While opposition to mines is nothing new, the issue is a growing concern for miners like Anglo American and executives are increasingly speaking out. Billions of dollars are at stake, they say. Their opponents say the companies despoil the environment and often fail to benefit local economies, or at least not as much as they claim.

Push-back has been growing since the 1980s, when communities were rarely consulted about new mines. Now, local support is critical, according to Thras Moraitis, head of strategy at Xstrata Plc before its 2013 takeover by Glencore Plc.

“You can’t get a permit without involving full and prior consent of the local communities,” he said. Communities from Peru to South Africa are mobilizing to negotiate more successfully with the companies, according to two studies released late last year. Residents who are relocated to make way for mines are demanding more in return.

Power, Water

In Peru, it took six years of talks before work could begin on the Las Bambas copper project, said Moraitis, who’s now a principal at X2 Resources, a mining investment vehicle founded by former Xstrata managers.

Clinching the Las Bambas deal required building a new village with six-bedroom houses, a bull ring and a soccer pitch atop a 4,000-meter (13,000-foot) mountain.

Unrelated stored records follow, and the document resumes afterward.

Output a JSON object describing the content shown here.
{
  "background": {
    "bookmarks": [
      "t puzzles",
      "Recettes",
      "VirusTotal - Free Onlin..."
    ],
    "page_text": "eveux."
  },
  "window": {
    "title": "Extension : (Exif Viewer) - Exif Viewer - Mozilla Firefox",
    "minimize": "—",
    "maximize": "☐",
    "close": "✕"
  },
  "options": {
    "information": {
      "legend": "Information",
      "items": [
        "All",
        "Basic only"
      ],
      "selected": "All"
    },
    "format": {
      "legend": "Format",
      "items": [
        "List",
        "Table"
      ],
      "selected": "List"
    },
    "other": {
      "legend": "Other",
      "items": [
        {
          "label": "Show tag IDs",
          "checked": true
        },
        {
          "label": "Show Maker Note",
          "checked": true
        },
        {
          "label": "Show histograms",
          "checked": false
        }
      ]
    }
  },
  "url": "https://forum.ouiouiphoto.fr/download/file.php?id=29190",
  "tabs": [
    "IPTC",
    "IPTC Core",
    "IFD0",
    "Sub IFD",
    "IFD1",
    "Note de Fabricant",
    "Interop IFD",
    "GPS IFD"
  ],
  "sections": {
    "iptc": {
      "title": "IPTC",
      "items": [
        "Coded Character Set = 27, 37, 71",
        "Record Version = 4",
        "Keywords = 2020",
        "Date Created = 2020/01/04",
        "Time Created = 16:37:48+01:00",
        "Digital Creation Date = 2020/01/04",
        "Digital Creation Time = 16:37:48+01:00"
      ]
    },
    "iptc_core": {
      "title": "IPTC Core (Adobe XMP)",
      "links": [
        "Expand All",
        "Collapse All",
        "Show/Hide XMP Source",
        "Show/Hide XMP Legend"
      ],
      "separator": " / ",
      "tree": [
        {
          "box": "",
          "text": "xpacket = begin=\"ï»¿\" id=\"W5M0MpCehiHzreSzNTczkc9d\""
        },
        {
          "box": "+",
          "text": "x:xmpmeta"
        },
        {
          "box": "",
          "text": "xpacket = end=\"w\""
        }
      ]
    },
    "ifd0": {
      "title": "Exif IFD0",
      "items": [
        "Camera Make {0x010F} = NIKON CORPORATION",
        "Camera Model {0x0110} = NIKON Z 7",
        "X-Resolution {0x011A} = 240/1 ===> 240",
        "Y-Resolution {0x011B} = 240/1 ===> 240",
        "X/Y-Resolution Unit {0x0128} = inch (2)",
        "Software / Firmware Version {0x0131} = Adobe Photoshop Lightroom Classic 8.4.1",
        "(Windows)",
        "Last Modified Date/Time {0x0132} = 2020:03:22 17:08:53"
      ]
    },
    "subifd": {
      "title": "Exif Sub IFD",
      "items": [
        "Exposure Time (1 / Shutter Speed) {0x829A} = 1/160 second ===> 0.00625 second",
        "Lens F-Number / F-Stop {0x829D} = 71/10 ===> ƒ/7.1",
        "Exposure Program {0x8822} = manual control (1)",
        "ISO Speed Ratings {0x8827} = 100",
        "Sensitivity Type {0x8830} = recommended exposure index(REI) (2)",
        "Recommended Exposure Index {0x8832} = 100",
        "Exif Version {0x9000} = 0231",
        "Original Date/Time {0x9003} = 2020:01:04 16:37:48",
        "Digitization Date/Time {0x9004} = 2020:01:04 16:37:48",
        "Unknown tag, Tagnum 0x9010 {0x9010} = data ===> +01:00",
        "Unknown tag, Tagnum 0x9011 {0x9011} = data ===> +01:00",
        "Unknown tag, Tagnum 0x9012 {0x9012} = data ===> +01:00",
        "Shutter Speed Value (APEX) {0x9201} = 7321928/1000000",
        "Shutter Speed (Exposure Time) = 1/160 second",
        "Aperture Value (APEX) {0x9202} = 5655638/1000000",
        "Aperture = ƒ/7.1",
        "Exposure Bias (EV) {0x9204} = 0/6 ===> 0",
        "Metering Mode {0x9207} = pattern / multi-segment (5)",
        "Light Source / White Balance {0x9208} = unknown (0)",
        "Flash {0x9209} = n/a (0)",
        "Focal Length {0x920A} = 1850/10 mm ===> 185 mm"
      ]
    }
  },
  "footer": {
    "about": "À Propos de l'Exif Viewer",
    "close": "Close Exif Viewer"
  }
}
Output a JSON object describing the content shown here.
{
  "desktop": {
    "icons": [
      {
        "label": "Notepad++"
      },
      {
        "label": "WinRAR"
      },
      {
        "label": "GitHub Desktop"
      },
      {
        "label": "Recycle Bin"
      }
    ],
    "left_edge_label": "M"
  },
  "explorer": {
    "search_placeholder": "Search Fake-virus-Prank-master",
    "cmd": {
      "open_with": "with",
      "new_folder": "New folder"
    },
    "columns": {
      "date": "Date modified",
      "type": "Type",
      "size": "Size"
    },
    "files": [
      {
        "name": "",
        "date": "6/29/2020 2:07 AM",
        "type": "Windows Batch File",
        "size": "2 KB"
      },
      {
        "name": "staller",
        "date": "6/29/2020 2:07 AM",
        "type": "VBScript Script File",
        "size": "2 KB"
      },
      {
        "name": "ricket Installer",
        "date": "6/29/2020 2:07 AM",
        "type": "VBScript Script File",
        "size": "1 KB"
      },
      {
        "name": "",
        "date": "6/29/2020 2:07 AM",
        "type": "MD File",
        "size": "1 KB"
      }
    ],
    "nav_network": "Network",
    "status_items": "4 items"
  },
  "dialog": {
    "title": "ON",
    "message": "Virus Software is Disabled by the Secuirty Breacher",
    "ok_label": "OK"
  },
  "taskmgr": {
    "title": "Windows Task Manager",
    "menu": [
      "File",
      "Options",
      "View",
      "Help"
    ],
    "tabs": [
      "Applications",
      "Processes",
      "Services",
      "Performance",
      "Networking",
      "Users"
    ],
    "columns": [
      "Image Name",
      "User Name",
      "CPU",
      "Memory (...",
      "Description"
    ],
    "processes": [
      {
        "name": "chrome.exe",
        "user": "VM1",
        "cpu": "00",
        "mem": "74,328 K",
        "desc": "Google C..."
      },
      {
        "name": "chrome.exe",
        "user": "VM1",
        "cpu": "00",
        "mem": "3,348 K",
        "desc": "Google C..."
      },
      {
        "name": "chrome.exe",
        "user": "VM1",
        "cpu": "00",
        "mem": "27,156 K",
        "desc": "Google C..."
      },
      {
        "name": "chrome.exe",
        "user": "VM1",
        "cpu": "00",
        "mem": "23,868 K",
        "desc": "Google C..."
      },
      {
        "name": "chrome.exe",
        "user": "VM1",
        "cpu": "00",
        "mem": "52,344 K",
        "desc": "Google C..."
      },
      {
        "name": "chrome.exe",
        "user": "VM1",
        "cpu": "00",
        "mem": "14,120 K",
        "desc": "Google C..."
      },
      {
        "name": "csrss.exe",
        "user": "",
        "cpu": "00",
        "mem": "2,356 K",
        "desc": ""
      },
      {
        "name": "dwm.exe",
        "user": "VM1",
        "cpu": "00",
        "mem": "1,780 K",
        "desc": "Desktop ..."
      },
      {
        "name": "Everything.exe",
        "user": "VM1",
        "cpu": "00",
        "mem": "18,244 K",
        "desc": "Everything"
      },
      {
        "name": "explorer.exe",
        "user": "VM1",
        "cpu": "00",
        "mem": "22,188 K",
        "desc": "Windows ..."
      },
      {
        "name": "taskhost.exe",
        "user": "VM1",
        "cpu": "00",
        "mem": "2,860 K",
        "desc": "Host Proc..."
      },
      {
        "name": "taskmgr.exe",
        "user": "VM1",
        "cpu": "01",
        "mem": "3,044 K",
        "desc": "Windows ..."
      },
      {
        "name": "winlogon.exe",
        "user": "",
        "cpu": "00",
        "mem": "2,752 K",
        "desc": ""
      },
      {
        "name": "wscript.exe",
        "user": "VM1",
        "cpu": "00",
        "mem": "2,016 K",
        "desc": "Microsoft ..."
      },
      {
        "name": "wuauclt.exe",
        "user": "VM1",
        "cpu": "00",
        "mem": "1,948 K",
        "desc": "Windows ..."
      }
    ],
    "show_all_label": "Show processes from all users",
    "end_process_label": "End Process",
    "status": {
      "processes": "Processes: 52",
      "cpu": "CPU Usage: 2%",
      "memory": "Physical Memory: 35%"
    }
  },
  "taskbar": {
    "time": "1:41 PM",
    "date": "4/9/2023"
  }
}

The village, Nueva Fuerabamba, has power, running water and sewage-treatment facilities.

“We call it New York in the Andes,” said Andrew Michelmore, CEO of China’s MMG Ltd., which bought Las Bambas from Glencore in July for $7 billion.

MMG has moved three-quarters of the villagers and expects to complete the relocation this quarter.

Relocation plans cover minute details. In Fuerabamba, for instance, Xstrata brought in husbandry experts to breed healthier, bigger guinea pigs, which are a common food in Peru and Ecuador.